If I’m not mistaken, that’s the point of CBT, where individual non-resident taxpayers are concerned – US capital accumulation.
The exit tax rules illustrate with horrible clarity what the US feels it’s being cheated of whenever a US citizen renounces US citizenship.
On a human level, it’s insane. But on a capital-accumulation level, it makes perfect sense.
@iota
Point taken. But, if that is the real aim of CBT, then the US is doing a really bad job of it. Long-term expats have difficulty investing their money in the US without a US mailing address.
For many reasons it makes more sense to invest locally in direct shares and direct property. First, you avoid the currency risk. Second, local investments are much easier to monitor. Third, your home country may tax your foreign (US) investments punitively.
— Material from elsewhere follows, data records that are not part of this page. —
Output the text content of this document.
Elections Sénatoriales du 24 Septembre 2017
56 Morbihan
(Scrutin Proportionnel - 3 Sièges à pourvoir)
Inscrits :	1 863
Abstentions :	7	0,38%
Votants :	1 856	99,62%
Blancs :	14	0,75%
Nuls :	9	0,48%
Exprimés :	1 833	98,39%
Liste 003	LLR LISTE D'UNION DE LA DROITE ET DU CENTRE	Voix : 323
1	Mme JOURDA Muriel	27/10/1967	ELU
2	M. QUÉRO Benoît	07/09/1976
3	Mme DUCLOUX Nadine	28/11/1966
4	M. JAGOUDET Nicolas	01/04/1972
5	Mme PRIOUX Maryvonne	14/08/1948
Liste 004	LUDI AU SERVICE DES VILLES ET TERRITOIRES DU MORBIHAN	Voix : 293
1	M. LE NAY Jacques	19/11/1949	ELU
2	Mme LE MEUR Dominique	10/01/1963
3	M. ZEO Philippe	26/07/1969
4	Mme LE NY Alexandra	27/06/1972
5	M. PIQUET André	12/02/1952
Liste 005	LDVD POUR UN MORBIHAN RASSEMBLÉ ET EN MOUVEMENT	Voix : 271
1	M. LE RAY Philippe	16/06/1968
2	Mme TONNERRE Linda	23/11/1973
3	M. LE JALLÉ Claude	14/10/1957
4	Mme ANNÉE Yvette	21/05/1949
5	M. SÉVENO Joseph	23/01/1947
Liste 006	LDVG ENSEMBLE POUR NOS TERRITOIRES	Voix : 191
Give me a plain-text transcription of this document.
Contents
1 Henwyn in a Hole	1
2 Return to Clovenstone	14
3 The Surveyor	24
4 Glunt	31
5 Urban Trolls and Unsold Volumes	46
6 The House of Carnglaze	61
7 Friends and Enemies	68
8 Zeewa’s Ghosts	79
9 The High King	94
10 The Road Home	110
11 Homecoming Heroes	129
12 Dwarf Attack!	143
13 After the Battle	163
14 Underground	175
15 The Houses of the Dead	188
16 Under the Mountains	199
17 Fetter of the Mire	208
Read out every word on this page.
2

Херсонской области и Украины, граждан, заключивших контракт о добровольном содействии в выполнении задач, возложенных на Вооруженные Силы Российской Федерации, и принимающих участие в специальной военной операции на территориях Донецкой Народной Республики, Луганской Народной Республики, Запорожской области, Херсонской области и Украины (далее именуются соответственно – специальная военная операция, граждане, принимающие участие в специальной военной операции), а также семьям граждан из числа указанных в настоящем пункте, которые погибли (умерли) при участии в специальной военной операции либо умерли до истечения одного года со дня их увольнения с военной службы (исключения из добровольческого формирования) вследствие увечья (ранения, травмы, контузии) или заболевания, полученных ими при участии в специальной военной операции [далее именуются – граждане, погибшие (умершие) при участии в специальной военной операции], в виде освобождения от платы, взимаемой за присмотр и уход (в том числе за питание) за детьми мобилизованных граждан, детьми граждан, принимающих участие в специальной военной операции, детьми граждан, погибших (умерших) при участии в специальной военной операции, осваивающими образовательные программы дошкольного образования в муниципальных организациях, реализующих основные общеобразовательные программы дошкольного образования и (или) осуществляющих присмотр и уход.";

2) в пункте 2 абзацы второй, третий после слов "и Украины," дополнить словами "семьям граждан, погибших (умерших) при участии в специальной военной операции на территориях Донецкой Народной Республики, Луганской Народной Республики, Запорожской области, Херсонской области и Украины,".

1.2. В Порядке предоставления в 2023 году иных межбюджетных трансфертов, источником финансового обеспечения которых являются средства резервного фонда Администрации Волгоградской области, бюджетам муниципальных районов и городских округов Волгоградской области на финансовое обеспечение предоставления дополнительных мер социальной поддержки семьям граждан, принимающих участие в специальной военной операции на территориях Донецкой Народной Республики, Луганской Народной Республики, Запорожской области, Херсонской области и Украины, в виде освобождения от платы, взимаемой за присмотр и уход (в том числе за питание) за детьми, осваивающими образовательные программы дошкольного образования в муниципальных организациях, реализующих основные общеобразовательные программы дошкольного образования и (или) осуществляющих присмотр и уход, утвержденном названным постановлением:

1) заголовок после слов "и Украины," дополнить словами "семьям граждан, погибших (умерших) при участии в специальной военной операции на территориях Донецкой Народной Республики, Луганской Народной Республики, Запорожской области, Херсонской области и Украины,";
Having said that, I’m looking forward to having a full range of investment opportunities after I renounce next week.
“The exit tax rules illustrate with horrible clarity what the US feels it’s being cheated of whenever a US citizen renounces US citizenship.”
Yes the US understands that perfectly. That’s why the US has been paying countries where immigrants were educated, to reimburse taxpayers of those countries for the expenses of educating them. The US has been doing this for hundreds of years, give or take a few centuries.
“Third, your home country may tax your foreign (US) investments punitively.”
Don’t we wish. If Canada would punitively tax every foreign (US) investment made by a bank, preventing banks from investing in the US, we wouldn’t have to worry about the US withholding 30% of nothing.
If US individual tax worked the same way as US corporate tax, none of us expats would ever pay a penny of US tax until we tried to take the money back to the United States. Obviously nobody in their right mind would do that and CBT would be pointless.
That’s why certain Congressmen have their knickers in a knot about US companies which don’t bring the cash back home and expose the it to US taxation. They then accuse them of not being good corporate citizens when it is the tax code itself which is the problem. When you have the world’s highest corporate tax rate everywhere else looks like a tax haven.
Of relevance to this discussion: Roger Ver spoke in person at a bitcoin conference in Denver, Colorado recently.
https://btcmanager.com/news/roger-ver-at-5280-feet-on-bitcoin-and-his-life-journey/
This provides obvious evidence for his earlier statement that he was able to obtain a US visa in Tokyo without any Reed Amendment problems
http://pastebin.com/iUS72J9E
All the Homeland “journalists” like Josh Marshall of Talking Points Memo, who said “I don’t think American citizens who renounce their citizenship for tax purposes should be allowed to return to the country ever” and who claimed his visa denial was due to the Reed Amendment, have yet to issue a retraction.